See? Now I'm offended. You're post is just as confrontational as us other two posters - just from the interviewer's side. You make it sound like we need to live up to YOUR expectations and who gives a rat's ass if you live up to ours? If the shit does indeed hit the fan, how does the team that's already in place react? You make it sound like any error in teamwork has no choice but to be due to the new guy, when it has been my experience that many game dev teams don't know their asshole from their elbows and get themselves in shit just fine without regards to whom they hire next.

Game interviews are not interrogations and they should definitely not be one sided. You shouldn't sit there answering question after question and then they don't answer anything in return. I can't tell you the number of interviews I've had where they wouldn't even tell me the genre of the game they were working on - that would require some sort of NDA, because as well all know, the game industry is so absolutely devoid of new ideas that they must protect even PC ports from already released console games against potential applicants. You can call my old boss, but see what happens if I call YOUR boss and ask about you.

No, interviews shouldn't be like you suggest. You aren't just trying to find someone that would work well with the team - he's trying to find a team that he'd work well with himself. It needs to be a two way flow of information and discourse, between equals, and the asking of trick questions automatically put the interviewee in a subordinate position. Can you really imagine what would happen if I asked a brain teaser to a lead programmer? Wouldn't I be able to find out just as much about him through one as he would about me?

No, the game industry doesn't give an ass about the people who work in. They just want a warm body to fill a seat that can solve whatever problems they need to solve now. Don't know STL? Too bad. Forget about learning it. You have to already have mastered it by the age of 12. They want skillsets, not people. They want people to fill already existing holes, not find their own position in the team. These brain teasers are just another skillset they are looking for.
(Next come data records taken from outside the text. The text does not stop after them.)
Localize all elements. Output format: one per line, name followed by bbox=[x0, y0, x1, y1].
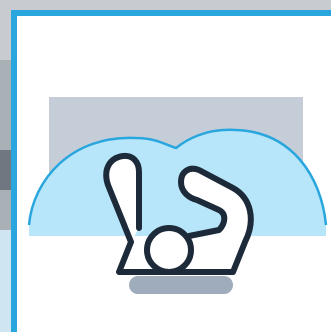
person-reclining-in-tub-icon bbox=[17, 97, 331, 332]
screenshot-scene bbox=[0, 0, 331, 332]
head bbox=[144, 225, 194, 275]
shadow-bar bbox=[129, 276, 233, 294]
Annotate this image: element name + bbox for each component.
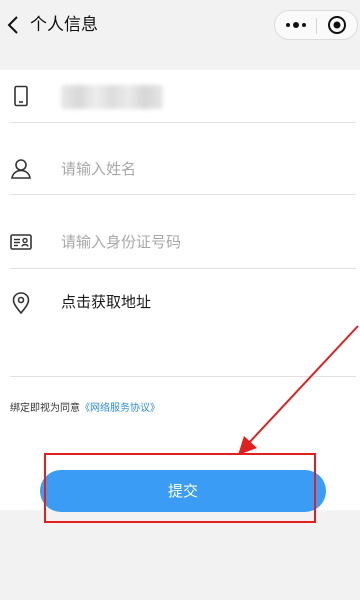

If you are a cooperative problem solver that works best by bouncing ideas off people, to sit there and bounce ideas off complete silence on the other end of the phone is unnerving and grotesque.

And for the record, I'm confrontational now - not then. Hell, I so wish I had been. I had such a horrible time in the industry mainly because I didn't rock the boat and followed instructions without complaint - followed them right off a damn cliff.
--Sqorgarhttp://gamebastard.blogspot.com
Quote: Original post by Sqorgar
I mean, how do you figure out if a lightbulb in the next room went on?


I remember being asked that lightbulb question somewhere; can't remember if it was for an interview question or in training for interview questions. If I remember the question, it was that you had three switches on your side, and you had to match each switch to the three light bulbs in the other room. As you said, the expected answer was to leave one on, leave another off, and to turn the third one on for a short while then leave it off, giving you a third state.

I think my answer was to leave one on, leave one off, then to toggle the third one on and off really quickly for several seconds until you hear the bulb blowing. Can't remember how well that one went down with the interviewer [smile].